De Cristóvão Colombo, Vespúcio, Pero Vaz de Caminha ao Padre Vieira (no século XVII), dos Inconfidentes Mineiros (século XVIII) às revoltas populares do século XIX (Canudos, Pedra Bonita), do Estado Novo (ditadura fascista dos anos 30 e 40) à Nova Repúbüca (1985) e Fernando Collor de Mello (1990), o mito fundador não cessou de repor-se em vestes novas.

Quando lemos os diários de viagem e as cartas de Colombo ou Vaz de Caminha ou as obras políticas do Padre Vieira, um traço lhes é comum: a América, primeiro, e o Brasil, depois, não são propriamente descobertos, mas encontrados. Já estavam lá e já estavam acabados na mente de navegantes e evangelizadores. De que modo já estava, lá? Como livro ou texto? Os textos antigos de Virgílio e Plínio, o Jovem, os do cardeal medieval Pierre d'Ailly, as lendas e oráculos celtas, as profecias de Isaías e Daniel e as obras profético-milenaristas do abade Joaquim de Fiori já haviam descrito, com profusão de detalhes o Paraíso Terrestre, situado, pelo livro da Gênese, no Oriente. 

Essa literatura, constituída por um conjunto de lugares-comuns clássicos e bíblicos, produz a imagem do Jardim do Éden: cortado por quatro rios que atravessam a Terra, pelos quais correm leite e mel e cujos leitos estão recobertos de ouro, prata, pérolas, safiras e rubis; cercado por altíssimas montanhas, cobertas de esmeraldas e turmalinas; vegetação luxuriante, flora e fauna exuberantes e exóticas, mares serenos, céus de puro anil e com estrelas desconhecidas, temperatura sempre amena (nem muito quente, nem muito frio, repete a literatura), habitado por gente bela, indômita e inocente como no dia da criação; primavera eterna, renovação cósmica perpétua. É assim que navegantes e missionários descrevem a América e o Brasil. Não podem vê-los, mas já os conhecem: o olhar busca apenas comprovação empírica para o já sabido, porque escrito. Não descrevem: realizam exegeses.

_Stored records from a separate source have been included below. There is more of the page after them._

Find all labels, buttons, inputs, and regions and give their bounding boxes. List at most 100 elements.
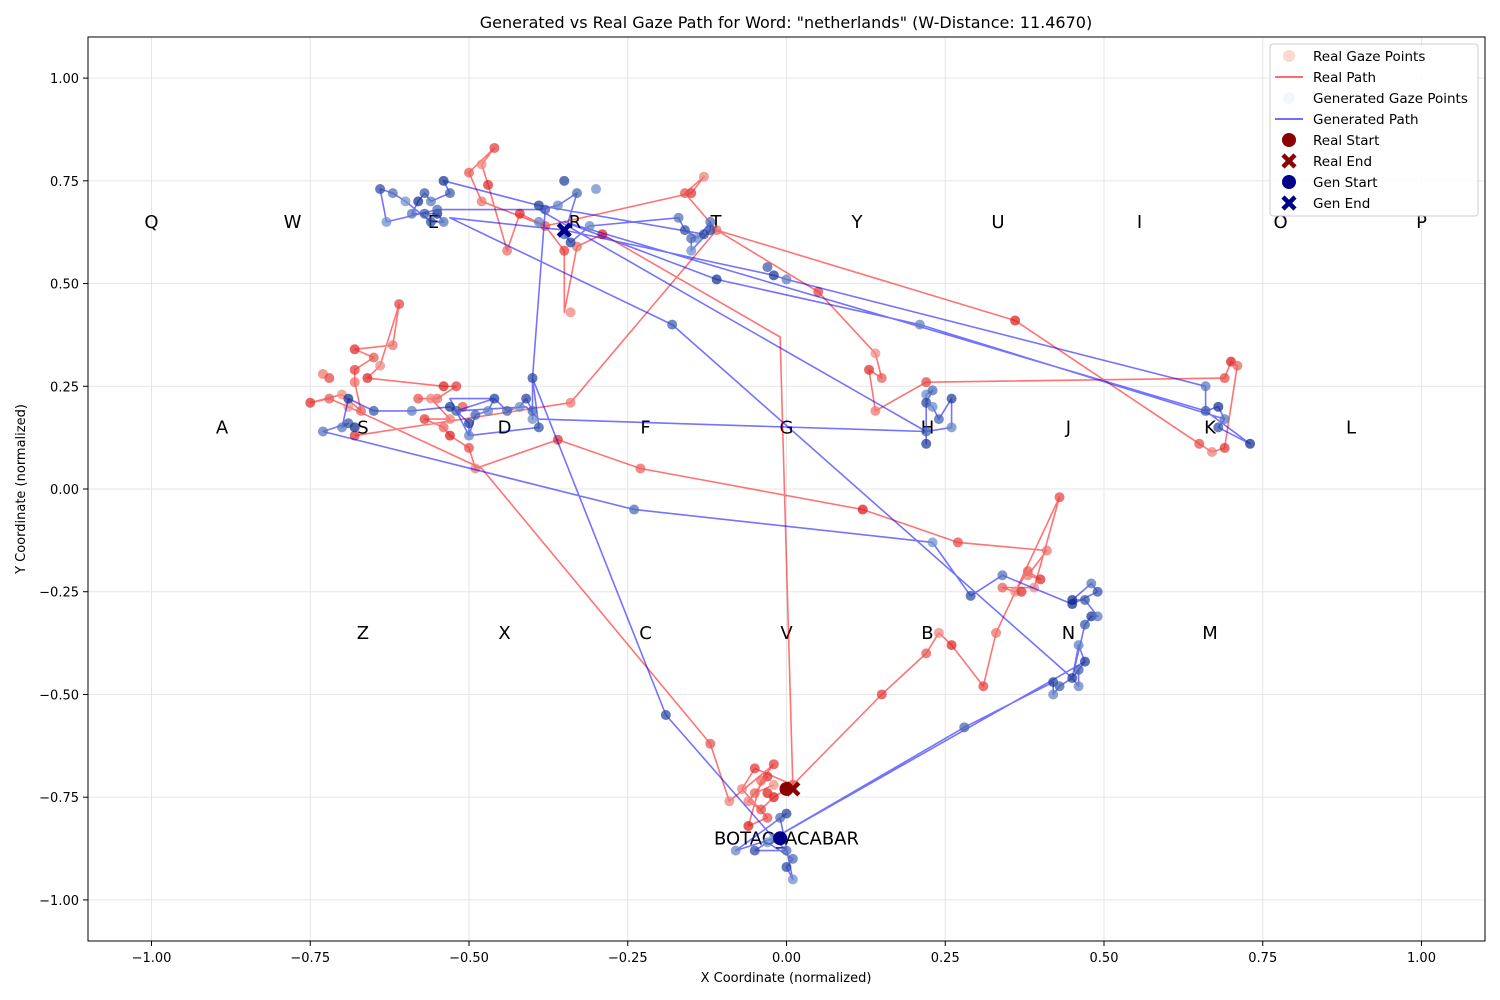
real-gaze-point — [464, 167, 474, 178]
generated-gaze-point — [1079, 656, 1090, 667]
generated-gaze-point — [927, 537, 938, 548]
real-gaze-point — [1016, 586, 1027, 597]
generated-gaze-point — [584, 221, 595, 232]
gen-start-marker — [773, 831, 788, 846]
real-gaze-point — [756, 804, 767, 815]
generated-gaze-point — [686, 233, 697, 244]
generated-gaze-point — [527, 405, 538, 416]
legend-swatch-point — [1283, 50, 1295, 62]
generated-gaze-point — [762, 837, 773, 848]
generated-gaze-point — [375, 184, 386, 195]
real-gaze-point — [876, 373, 887, 384]
real-gaze-point — [444, 414, 455, 425]
generated-gaze-point — [406, 208, 417, 219]
real-gaze-point — [876, 689, 887, 700]
y-tick-label: −0.50 — [39, 688, 79, 703]
real-gaze-point — [419, 414, 430, 425]
keyboard-key-label: K — [1204, 417, 1217, 438]
real-gaze-point — [438, 422, 449, 433]
generated-gaze-point — [464, 430, 474, 441]
real-gaze-point — [559, 245, 570, 256]
real-gaze-point — [438, 381, 449, 392]
generated-gaze-point — [1092, 611, 1103, 622]
real-gaze-point — [476, 196, 487, 207]
keyboard-key-label: Q — [144, 212, 158, 233]
generated-gaze-point — [781, 808, 792, 819]
y-tick-label: 0.00 — [50, 483, 79, 498]
generated-gaze-point — [933, 414, 944, 425]
y-tick-label: −0.25 — [39, 586, 79, 601]
generated-gaze-point — [1092, 586, 1103, 597]
gen-end-marker-stroke — [556, 222, 572, 238]
generated-gaze-point — [1073, 640, 1084, 651]
generated-gaze-point — [1079, 619, 1090, 630]
keyboard-key-label: S — [357, 417, 368, 438]
real-gaze-point — [565, 397, 576, 408]
real-gaze-point — [362, 373, 373, 384]
generated-gaze-point — [1086, 578, 1097, 589]
real-gaze-point — [756, 775, 767, 786]
y-tick-label: 0.75 — [50, 175, 79, 190]
generated-gaze-points — [317, 175, 1256, 885]
generated-gaze-point — [781, 274, 792, 285]
generated-gaze-point — [927, 385, 938, 396]
generated-gaze-point — [438, 216, 449, 227]
real-gaze-point — [1206, 447, 1217, 458]
generated-gaze-point — [1073, 681, 1084, 692]
x-tick-label: 1.00 — [1407, 951, 1436, 966]
y-tick-label: −1.00 — [39, 894, 79, 909]
real-gaze-point — [743, 796, 754, 807]
legend-swatch-point — [1283, 92, 1295, 104]
real-gaze-point — [375, 360, 386, 371]
x-tick-label: −1.00 — [132, 951, 172, 966]
start-end-markers — [556, 222, 801, 846]
generated-gaze-point — [559, 175, 570, 186]
generated-gaze-point — [425, 216, 436, 227]
x-axis-label: X Coordinate (normalized) — [701, 971, 872, 986]
real-gaze-point — [921, 648, 932, 659]
keyboard-key-label: W — [284, 212, 302, 233]
real-gaze-point — [749, 763, 760, 774]
legend-label: Real Gaze Points — [1313, 49, 1425, 65]
generated-gaze-point — [521, 393, 532, 404]
generated-gaze-point — [1200, 405, 1211, 416]
legend-swatch-cross-stroke — [1281, 195, 1297, 211]
real-gaze-point — [489, 142, 500, 153]
real-gaze-point — [483, 179, 494, 190]
generated-gaze-point — [959, 722, 970, 733]
keyboard-key-label: V — [780, 623, 793, 644]
generated-gaze-point — [997, 570, 1008, 581]
legend-label: Gen End — [1313, 196, 1370, 212]
generated-gaze-point — [1079, 594, 1090, 605]
generated-gaze-point — [444, 188, 455, 199]
x-tick-label: 0.50 — [1090, 951, 1119, 966]
axis-ticks: −1.00 −1.00 −0.75 −0.75 −0.50 −0.50 −0.25 −0.25… — [39, 72, 1436, 966]
generated-gaze-point — [527, 373, 538, 384]
real-gaze-point — [514, 208, 525, 219]
real-gaze-point — [387, 340, 398, 351]
real-gaze-point — [413, 393, 424, 404]
real-gaze-point — [349, 377, 360, 388]
keyboard-key-label: D — [498, 417, 512, 438]
generated-gaze-point — [1213, 422, 1224, 433]
generated-gaze-point — [464, 418, 474, 429]
gen-end-marker — [556, 222, 572, 238]
generated-gaze-point — [711, 274, 722, 285]
real-gaze-point — [978, 681, 989, 692]
generated-gaze-point — [387, 188, 398, 199]
generated-gaze-point — [444, 401, 455, 412]
real-gaze-point — [502, 245, 513, 256]
real-gaze-point — [991, 627, 1002, 638]
generated-gaze-point — [419, 208, 430, 219]
real-gaze-point — [1022, 570, 1033, 581]
legend-swatch-cross — [1281, 195, 1297, 211]
real-gaze-point — [1041, 545, 1052, 556]
generated-gaze-point — [660, 710, 671, 720]
real-gaze-point — [324, 393, 335, 404]
keyboard-key-label: P — [1416, 212, 1427, 233]
real-gaze-point — [635, 463, 646, 474]
x-tick-label: 0.25 — [931, 951, 960, 966]
real-gaze-point — [749, 788, 760, 799]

Se navegantes e missionários insistem em que estão no Oriente e no mundo novo é porque essas duas marcas desenham o Paraíso Terrestre e confirmam as profecias bíblicas. Além disso, Joaquim de Fiori profetizara que da Espanha sairia o Imperador dos Últimos Dias, que venceria o Anti-Cristo (os mouros) e prepararia o caminho para a Segunda Vinda de Cristo, dando início ao Reino de Mil Anos de felicidade e abundância, antes da ressurreição dos mortos e do Juízo Final, de modo que Colombo escreverá aos reis assegurando-lhes que "foram cumpridas as profecias de Daniel e Isaías, tal como profetizara o abade Joaquim". Na História do Futuro, o mesmo topos é repetido por Vieira, mas, agora, o Imperador dos Últimos Dias é o Encoberto e o Encantado do trovador Bandarra, isto é, El Rei Don Sebastião, com quem começará o Quinto Império do mundo, a Jerusalém Celeste. O signo profético decisivo para Vieira é o norte do Brasil: o jesuíta o decifra a partir das profecias de Isaías, lidas como descrição minuciosa e detalhada do Brasil.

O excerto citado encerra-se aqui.